A partir dessa experiência, a pesquisadora desenvolveu sorvetes com base proteica de frango e arroz, criando uma alternativa nutritiva. Com o avanço do projeto, a empresa ampliou o portfólio e passou a produzir também sopas, caldinhos, barrinhas de cereais, iogurtes e queijos elaborados com proteína de tilápia.
Sediada em Marechal Cândido Rondon, a empresa conta com cerca de 30 colaboradores terceirizados e vem consolidando sua presença no mercado com produtos voltados à nutrição saudável.
Para Ana Maria, a presença na final do prêmio nacional representa o reconhecimento de anos de estudo e desenvolvimento de soluções alimentares inovadoras. "O objetivo é continuar inovando e ampliar os produtos para oferecer nutrição adequada a quem precisa em todo o Brasil".
O coordenador de Inovação do Sebrae/PR, Alan Debus, avalia que o reconhecimento reforça a importância das iniciativas surgidas a partir da conexão entre instituições, empresas e pesquisadores.
"Esse reconhecimento evidencia a força das iniciativas que nascem da integração entre instituições, empresas e talentos locais.

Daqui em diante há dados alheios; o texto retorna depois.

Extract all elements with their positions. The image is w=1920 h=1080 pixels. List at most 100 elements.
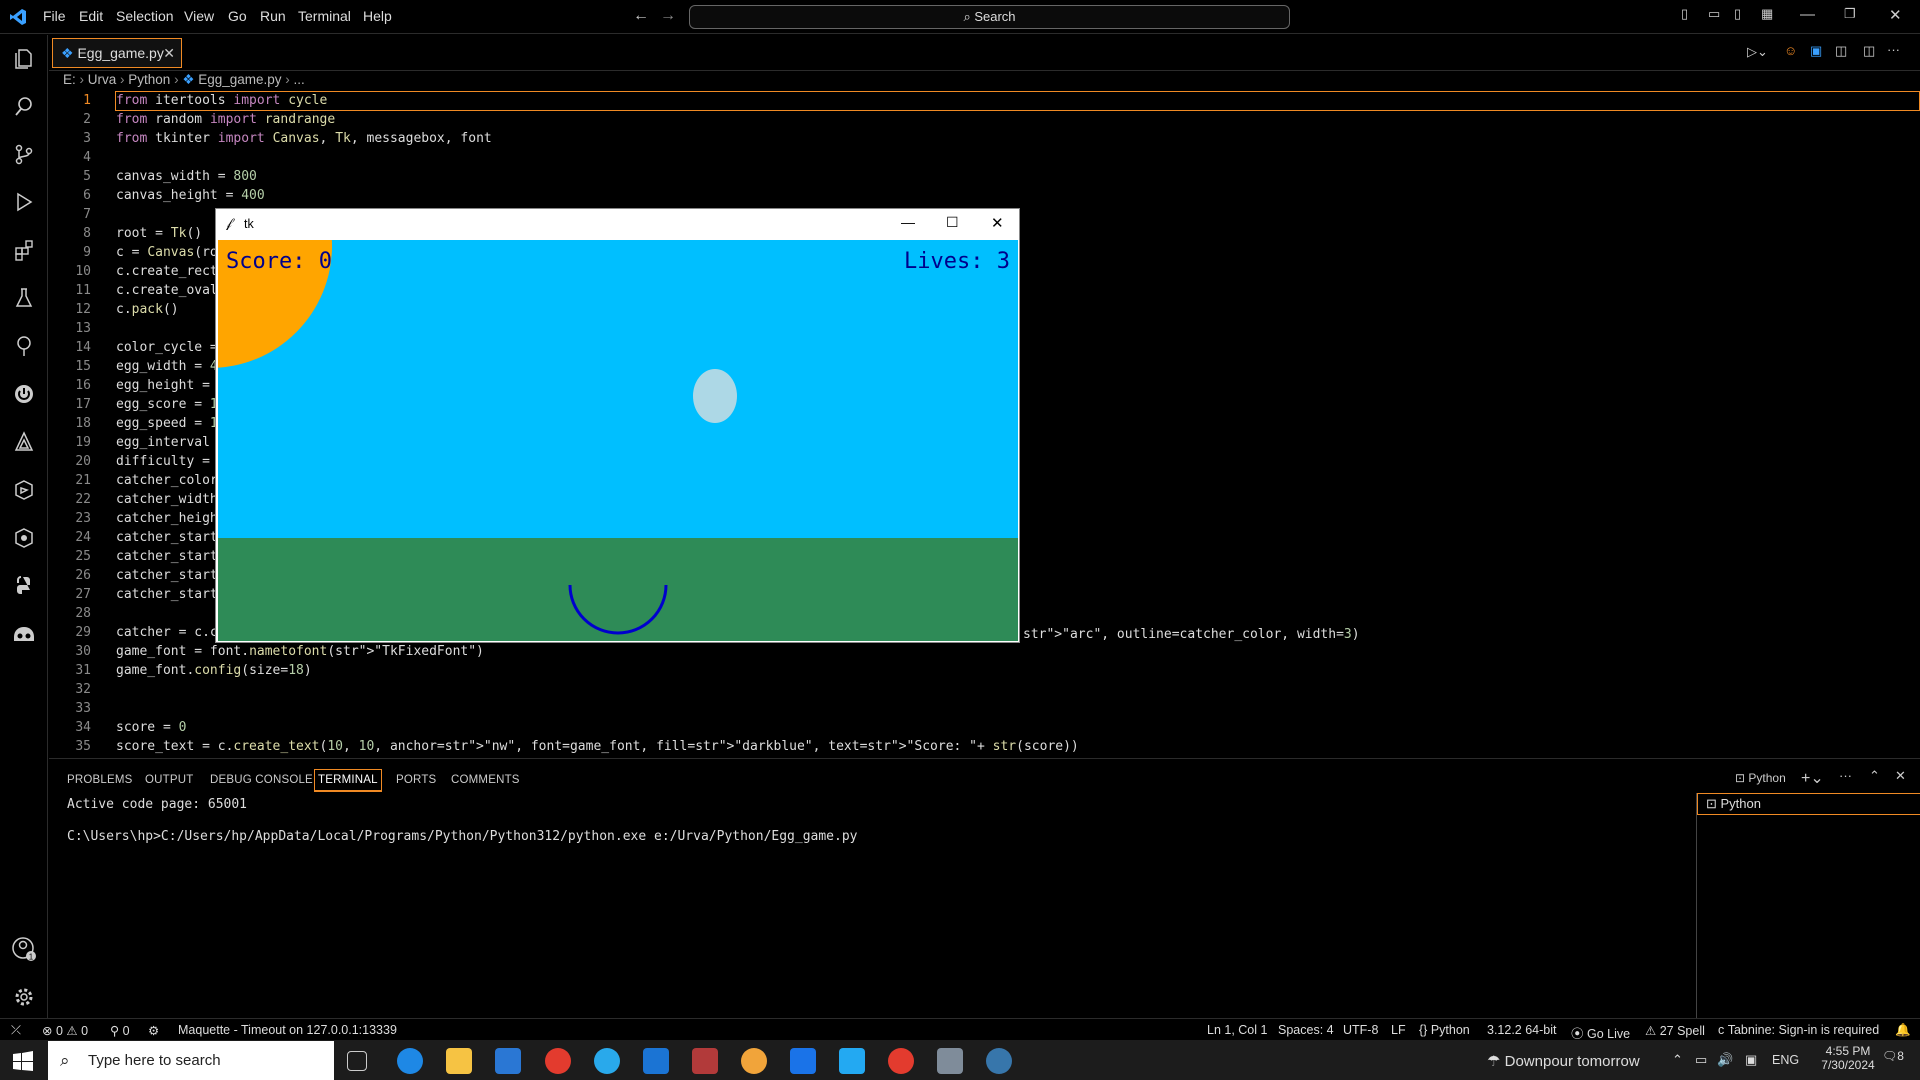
- testing-flask-icon[interactable]: [10, 284, 38, 312]
- code-line[interactable]: color_cycle =: [116, 340, 218, 355]
- code-line[interactable]: root = Tk(): [116, 226, 202, 241]
- package-icon[interactable]: [10, 476, 38, 504]
- maquette-status[interactable]: Maquette - Timeout on 127.0.0.1:13339: [178, 1023, 397, 1037]
- telegram-icon[interactable]: [594, 1048, 620, 1074]
- code-line[interactable]: c.create_rect: [116, 264, 218, 279]
- copilot-status-icon[interactable]: ☺: [1784, 43, 1797, 58]
- python-icon[interactable]: [10, 572, 38, 600]
- python-taskbar-icon[interactable]: [986, 1048, 1012, 1074]
- toggle-panel-icon[interactable]: ▭: [1708, 6, 1720, 22]
- tk-game-window[interactable]: 𝒻 tk — ☐ ✕ Score: 0 Lives: 3: [215, 208, 1020, 643]
- code-line[interactable]: egg_height =: [116, 378, 210, 393]
- code-line[interactable]: game_font.config(size=18): [116, 663, 312, 678]
- close-panel-icon[interactable]: ✕: [1895, 768, 1906, 784]
- winrar-icon[interactable]: [692, 1048, 718, 1074]
- python-interpreter[interactable]: 3.12.2 64-bit: [1487, 1023, 1557, 1037]
- ports-status[interactable]: ⚲ 0: [110, 1023, 130, 1038]
- terminal-list-item[interactable]: ⊡ Python: [1697, 793, 1920, 815]
- indentation[interactable]: Spaces: 4: [1278, 1023, 1334, 1037]
- code-line[interactable]: egg_score = 1: [116, 397, 218, 412]
- code-line[interactable]: from tkinter import Canvas, Tk, messageb…: [116, 131, 492, 146]
- code-line[interactable]: game_font = font.nametofont(str">"TkFixe…: [116, 644, 484, 659]
- source-control-icon[interactable]: [10, 140, 38, 168]
- run-debug-icon[interactable]: [10, 188, 38, 216]
- breadcrumb-file[interactable]: Egg_game.py: [198, 72, 281, 87]
- remote-icon[interactable]: [10, 524, 38, 552]
- restore-icon[interactable]: ❐: [1844, 6, 1856, 22]
- preview-icon[interactable]: ▣: [1810, 43, 1822, 59]
- tab-output[interactable]: OUTPUT: [145, 774, 193, 786]
- close-tab-icon[interactable]: ✕: [163, 39, 175, 67]
- terminal-output[interactable]: Active code page: 65001 C:\Users\hp>C:/Us…: [67, 797, 858, 844]
- debug-icon[interactable]: ⚙: [148, 1023, 159, 1038]
- toggle-secondary-sidebar-icon[interactable]: ▯: [1734, 6, 1741, 22]
- input-language[interactable]: ENG: [1772, 1053, 1799, 1067]
- code-line[interactable]: score_text = c.create_text(10, 10, ancho…: [116, 739, 1079, 754]
- forward-arrow-icon[interactable]: →: [660, 7, 676, 25]
- code-line[interactable]: catcher_color: [116, 473, 218, 488]
- tk-close-icon[interactable]: ✕: [991, 214, 1004, 232]
- menu-terminal[interactable]: Terminal: [298, 8, 351, 24]
- code-line[interactable]: score = 0: [116, 720, 186, 735]
- mail-icon[interactable]: [790, 1048, 816, 1074]
- chrome-icon[interactable]: [545, 1048, 571, 1074]
- tab-terminal[interactable]: TERMINAL: [314, 769, 382, 792]
- taskbar-search[interactable]: ⌕ Type here to search: [48, 1041, 334, 1080]
- code-line[interactable]: catcher_width: [116, 492, 218, 507]
- menu-file[interactable]: File: [43, 8, 66, 24]
- code-line[interactable]: c.create_oval: [116, 283, 218, 298]
- tab-ports[interactable]: PORTS: [396, 774, 436, 786]
- spell-check[interactable]: ⚠ 27 Spell: [1645, 1023, 1705, 1038]
- maximize-panel-icon[interactable]: ⌃: [1869, 768, 1880, 784]
- explorer-icon[interactable]: [10, 44, 38, 72]
- power-icon[interactable]: [10, 380, 38, 408]
- chrome-alt-icon[interactable]: [888, 1048, 914, 1074]
- menu-edit[interactable]: Edit: [79, 8, 103, 24]
- breadcrumb-drive[interactable]: E:: [63, 72, 76, 87]
- tab-egg-game[interactable]: ❖ Egg_game.py ✕: [52, 38, 182, 68]
- copilot-icon[interactable]: [10, 620, 38, 648]
- volume-icon[interactable]: 🔊: [1717, 1052, 1733, 1068]
- accounts-icon[interactable]: 1: [10, 935, 38, 963]
- code-line[interactable]: egg_width = 4: [116, 359, 218, 374]
- game-canvas[interactable]: Score: 0 Lives: 3: [218, 240, 1018, 641]
- customize-layout-icon[interactable]: ▦: [1761, 6, 1773, 22]
- chrome-profile-icon[interactable]: [741, 1048, 767, 1074]
- encoding[interactable]: UTF-8: [1343, 1023, 1378, 1037]
- code-line[interactable]: catcher_start: [116, 568, 218, 583]
- app-blue-icon[interactable]: [643, 1048, 669, 1074]
- panel-more-icon[interactable]: ···: [1839, 768, 1852, 783]
- code-line[interactable]: c.pack(): [116, 302, 179, 317]
- menu-help[interactable]: Help: [363, 8, 392, 24]
- cursor-position[interactable]: Ln 1, Col 1: [1207, 1023, 1267, 1037]
- meet-icon[interactable]: ▣: [1745, 1052, 1757, 1068]
- command-center-search[interactable]: ⌕ Search: [689, 5, 1290, 29]
- show-hidden-icons-icon[interactable]: ⌃: [1672, 1052, 1683, 1068]
- code-line[interactable]: egg_speed = 1: [116, 416, 218, 431]
- language-mode[interactable]: {} Python: [1419, 1023, 1470, 1037]
- vscode-taskbar-icon[interactable]: [839, 1048, 865, 1074]
- code-line[interactable]: from random import randrange: [116, 112, 335, 127]
- code-line[interactable]: canvas_width = 800: [116, 169, 257, 184]
- more-actions-icon[interactable]: ···: [1887, 42, 1900, 57]
- breadcrumb-urva[interactable]: Urva: [88, 72, 117, 87]
- code-line[interactable]: c = Canvas(ro: [116, 245, 218, 260]
- remote-indicator-icon[interactable]: ⤫: [11, 1023, 21, 1038]
- code-line[interactable]: canvas_height = 400: [116, 188, 265, 203]
- notification-center-icon[interactable]: 🗨8: [1882, 1049, 1904, 1063]
- menu-go[interactable]: Go: [228, 8, 247, 24]
- tab-comments[interactable]: COMMENTS: [451, 774, 520, 786]
- run-python-icon[interactable]: ▷⌄: [1747, 44, 1768, 60]
- tk-maximize-icon[interactable]: ☐: [946, 214, 959, 231]
- tree-icon[interactable]: [10, 332, 38, 360]
- menu-run[interactable]: Run: [260, 8, 286, 24]
- tab-debug-console[interactable]: DEBUG CONSOLE: [210, 774, 313, 786]
- open-changes-icon[interactable]: ◫: [1835, 43, 1847, 59]
- toggle-sidebar-icon[interactable]: ▯: [1681, 6, 1688, 22]
- code-line[interactable]: egg_interval: [116, 435, 210, 450]
- store-icon[interactable]: [495, 1048, 521, 1074]
- deploy-icon[interactable]: [10, 428, 38, 456]
- close-window-icon[interactable]: ✕: [1889, 6, 1902, 24]
- extensions-icon[interactable]: [10, 236, 38, 264]
- split-editor-icon[interactable]: ◫: [1863, 43, 1875, 59]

Quando essa articulação ocorre de forma estruturada, a inovação se transforma em desenvolvimento e oportunidades para diferentes regiões".

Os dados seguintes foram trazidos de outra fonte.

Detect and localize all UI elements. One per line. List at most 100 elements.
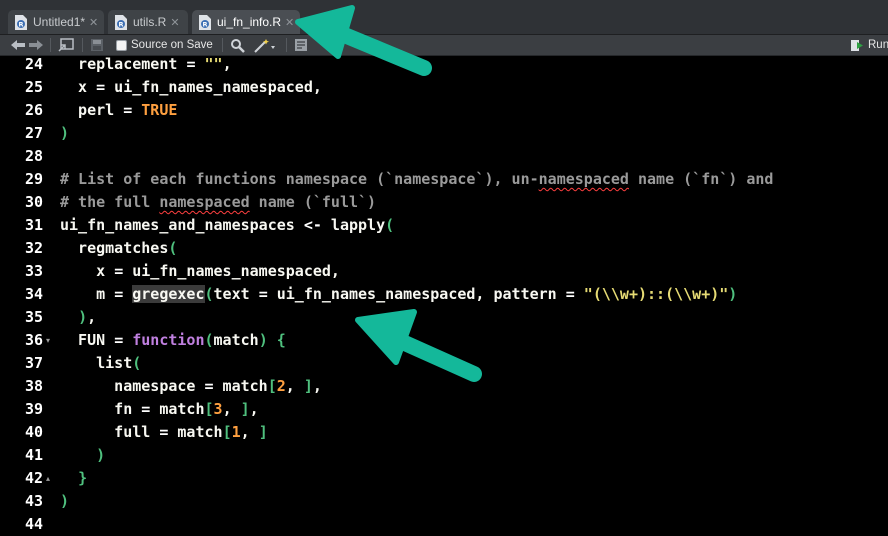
- tab-ui-fn-info[interactable]: R ui_fn_info.R ✕: [192, 10, 300, 34]
- code-token: (: [168, 239, 178, 257]
- code-token: ): [258, 331, 268, 349]
- save-icon[interactable]: [90, 37, 104, 53]
- code-token: ): [78, 308, 88, 326]
- close-icon[interactable]: ✕: [170, 16, 179, 29]
- code-token: "(\\w+)::(\\w+)": [583, 285, 729, 303]
- code-token: ui_fn_names_namespaced, pattern: [267, 285, 566, 303]
- r-file-icon: R: [15, 14, 27, 30]
- code-token: [: [222, 423, 232, 441]
- code-token: m: [60, 285, 115, 303]
- annotation-arrow: [295, 5, 432, 76]
- code-token: ): [96, 446, 106, 464]
- code-line[interactable]: ): [60, 122, 69, 145]
- line-number: 24: [24, 55, 43, 73]
- code-token: =: [114, 262, 124, 280]
- code-token: {: [276, 331, 286, 349]
- code-line[interactable]: fn = match[3, ],: [60, 398, 259, 421]
- editor-tab-bar: R Untitled1* ✕ R utils.R ✕ R ui_fn_info.…: [0, 0, 888, 35]
- code-line[interactable]: }: [60, 467, 87, 490]
- svg-text:R: R: [18, 20, 23, 28]
- code-token: [: [267, 377, 277, 395]
- code-line[interactable]: m = gregexec(text = ui_fn_names_namespac…: [60, 283, 737, 306]
- source-on-save-checkbox[interactable]: Source on Save: [116, 37, 213, 53]
- toolbar-divider: [50, 38, 51, 52]
- fold-toggle-icon[interactable]: ▴: [46, 467, 50, 490]
- close-icon[interactable]: ✕: [89, 16, 98, 29]
- tab-untitled1[interactable]: R Untitled1* ✕: [8, 10, 104, 34]
- fold-toggle-icon[interactable]: ▾: [46, 329, 50, 352]
- code-line[interactable]: list(: [60, 352, 141, 375]
- line-number: 29: [24, 170, 43, 188]
- run-icon: [851, 39, 863, 51]
- code-token: function: [132, 331, 205, 349]
- line-number: 31: [24, 216, 43, 234]
- search-icon[interactable]: [230, 37, 245, 53]
- back-arrow-icon[interactable]: [10, 37, 26, 53]
- code-token: namespaced: [538, 170, 629, 188]
- r-file-icon: R: [115, 14, 127, 30]
- forward-arrow-icon[interactable]: [28, 37, 44, 53]
- run-button[interactable]: Run: [850, 37, 888, 53]
- code-token: ,: [312, 377, 322, 395]
- code-token: ,: [222, 400, 241, 418]
- run-label: Run: [868, 39, 888, 51]
- code-token: ): [728, 285, 738, 303]
- code-token: name (`fn`) and: [628, 170, 774, 188]
- tab-utils[interactable]: R utils.R ✕: [108, 10, 188, 34]
- code-line[interactable]: full = match[1, ]: [60, 421, 268, 444]
- code-line[interactable]: FUN = function(match) {: [60, 329, 286, 352]
- annotation-arrow: [355, 309, 482, 382]
- tab-label: Untitled1*: [33, 15, 86, 29]
- code-token: gregexec: [132, 285, 205, 303]
- code-token: <-: [303, 216, 322, 234]
- code-line[interactable]: replacement = "",: [60, 53, 232, 76]
- show-in-window-icon[interactable]: [58, 37, 74, 53]
- code-line[interactable]: ui_fn_names_and_namespaces <- lapply(: [60, 214, 394, 237]
- code-line[interactable]: namespace = match[2, ],: [60, 375, 322, 398]
- code-line[interactable]: ): [60, 490, 69, 513]
- line-number: 33: [24, 262, 43, 280]
- code-line[interactable]: perl = TRUE: [60, 99, 177, 122]
- code-token: match: [150, 400, 205, 418]
- magic-wand-icon[interactable]: [254, 37, 276, 53]
- code-token: =: [123, 101, 133, 119]
- code-line[interactable]: ),: [60, 306, 96, 329]
- code-token: (: [204, 285, 214, 303]
- code-line[interactable]: ): [60, 444, 105, 467]
- code-token: FUN: [60, 331, 115, 349]
- code-token: (: [204, 331, 214, 349]
- code-editor[interactable]: 24 25 26 27 28 29 30 31 32 33 34 35 36 ▾ 37 38 39 40 41 42 ▴…: [0, 53, 888, 533]
- svg-text:R: R: [118, 20, 123, 28]
- line-number: 27: [24, 124, 43, 142]
- code-token: match: [213, 331, 259, 349]
- code-token: perl: [60, 101, 124, 119]
- code-line[interactable]: # List of each functions namespace (`nam…: [60, 168, 773, 191]
- line-number: 38: [24, 377, 43, 395]
- code-token: =: [114, 285, 124, 303]
- line-number: 34: [24, 285, 43, 303]
- code-token: list: [60, 354, 133, 372]
- code-token: # the full: [60, 193, 160, 211]
- code-line[interactable]: # the full namespaced name (`full`): [60, 191, 376, 214]
- code-line[interactable]: regmatches(: [60, 237, 177, 260]
- toolbar-divider: [222, 38, 223, 52]
- code-token: x: [60, 262, 115, 280]
- code-token: TRUE: [141, 101, 178, 119]
- code-line[interactable]: x = ui_fn_names_namespaced,: [60, 260, 340, 283]
- line-number-gutter: 24 25 26 27 28 29 30 31 32 33 34 35 36 ▾ 37 38 39 40 41 42 ▴…: [0, 55, 56, 533]
- code-token: =: [204, 377, 214, 395]
- code-token: namespace: [60, 377, 205, 395]
- code-token: # List of each functions namespace (`nam…: [60, 170, 539, 188]
- code-line[interactable]: x = ui_fn_names_namespaced,: [60, 76, 322, 99]
- code-token: ]: [258, 423, 268, 441]
- code-token: ui_fn_names_namespaced,: [123, 262, 340, 280]
- code-token: ): [60, 124, 70, 142]
- code-token: match: [213, 377, 268, 395]
- code-token: ,: [222, 55, 232, 73]
- checkbox-box[interactable]: [116, 39, 127, 51]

Além da empresa rondonense, o Paraná também disputa a final do prêmio com três ecossistemas de inovação regionais. Participam da disputa o Sistema Regional de Inovação do Sudoeste do Paraná, na categoria médio porte, o Sistema Regional de Inovação do Norte Pioneiro, na categoria pequeno porte, e o Estação 43, de Londrina, na categoria grande porte.

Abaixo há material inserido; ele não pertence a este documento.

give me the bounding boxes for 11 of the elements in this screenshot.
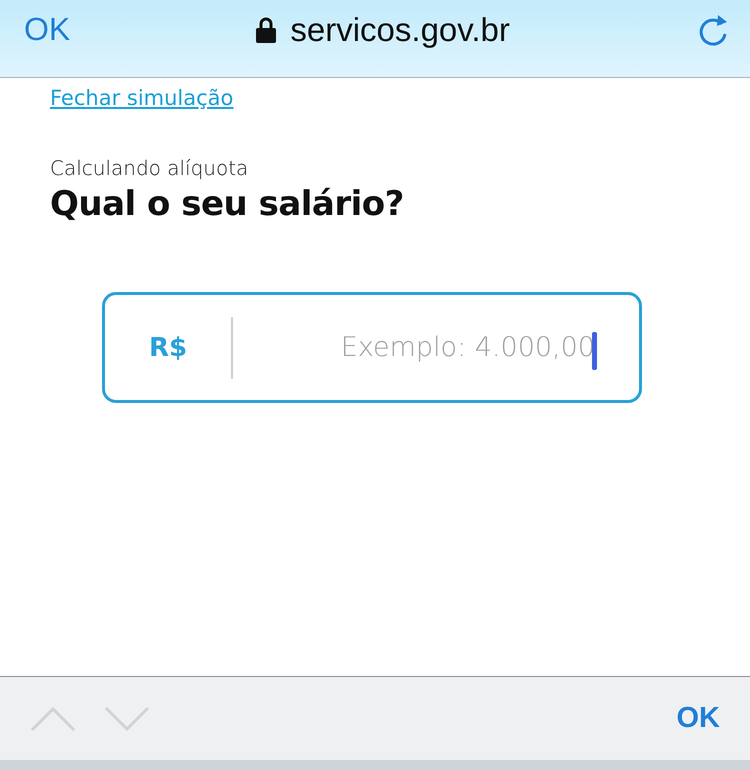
currency-prefix: R$ <box>105 316 233 378</box>
close-simulation-link[interactable]: Fechar simulação <box>50 86 234 110</box>
subtitle-text: Calculando alíquota <box>50 156 250 180</box>
salary-input-field[interactable]: R$ Exemplo: 4.000,00 <box>102 292 642 403</box>
question-heading: Qual o seu salário? <box>50 184 405 224</box>
salary-input[interactable]: Exemplo: 4.000,00 <box>233 318 639 378</box>
chevron-up-icon <box>30 706 76 732</box>
done-button[interactable]: OK <box>24 11 70 66</box>
address-text[interactable]: servicos.gov.br <box>290 10 510 48</box>
chevron-down-icon <box>104 706 150 732</box>
done-button[interactable]: OK <box>676 702 720 735</box>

O presidente do Sistema Regional de Inovação do Sudoeste do Paraná, Marcelo Rogério da Silva, afirma que a indicação demonstra a consolidação do trabalho conjunto desenvolvido na região.
"A proposta apresentada mostra como diferentes instituições atuam de forma integrada para estimular novos negócios, fortalecer conexões e ampliar a cultura da inovação no sudoeste do Paraná".
O Estação 43 reúne mais de 350 pessoas organizadas em 12 governanças setoriais. Segundo o presidente da iniciativa, Lúcio Kamiji, o modelo colaborativo fortalece o desenvolvimento de soluções inovadoras.
Já o Sistema Regional de Inovação do Norte Pioneiro reúne mais de 50 instituições que atuam em conjunto no desenvolvimento regional, articulando ações voltadas à inovação tecnológica, econômica e social.
O desempenho do estado na premiação também acompanha a evolução do Paraná nos indicadores nacionais de inovação. De acordo com o diretor-técnico do Sebrae/PR, César Reinaldo Rissete, o estado vem avançando no Índice Brasileiro de Inovação e Desenvolvimento (IBID), elaborado pelo Instituto Nacional da Propriedade Intelectual.
Entre 2020 e 2025, o Paraná saiu da sexta posição para alcançar o terceiro lugar no ranking nacional, ficando atrás apenas de São Paulo e Santa Catarina.
"Nesta semana iniciamos, junto com o governo do Paraná e parceiros do setor produtivo, um movimento para consolidar o estado como referência nacional em desenvolvimento tecnológico por meio da Jornada Paraná IBID 2030. A presença expressiva de finalistas no prêmio demonstra o nível de maturidade do ecossistema de inovação estadual".
O Prêmio Nacional de Inovação reconhece iniciativas que contribuem para o avanço tecnológico, para o aumento da competitividade das empresas e para o desenvolvimento econômico do país.
A premiação contempla sete modalidades, entre elas Descarbonização - Recursos Renováveis, Digitalização de Negócios, Inteligência Artificial para produtividade, Lei do Bem para empresas de diferentes portes, além de Ecossistemas de Inovação e Pesquisador Empreendedor.
Ao longo de oito edições, o prêmio já contabiliza mais de 16,5 mil inscritos e 113 vencedores em todo o Brasil. Além do troféu e do certificado, os finalistas participam do Congresso de Inovação da Indústria e recebem visibilidade nacional para suas iniciativas.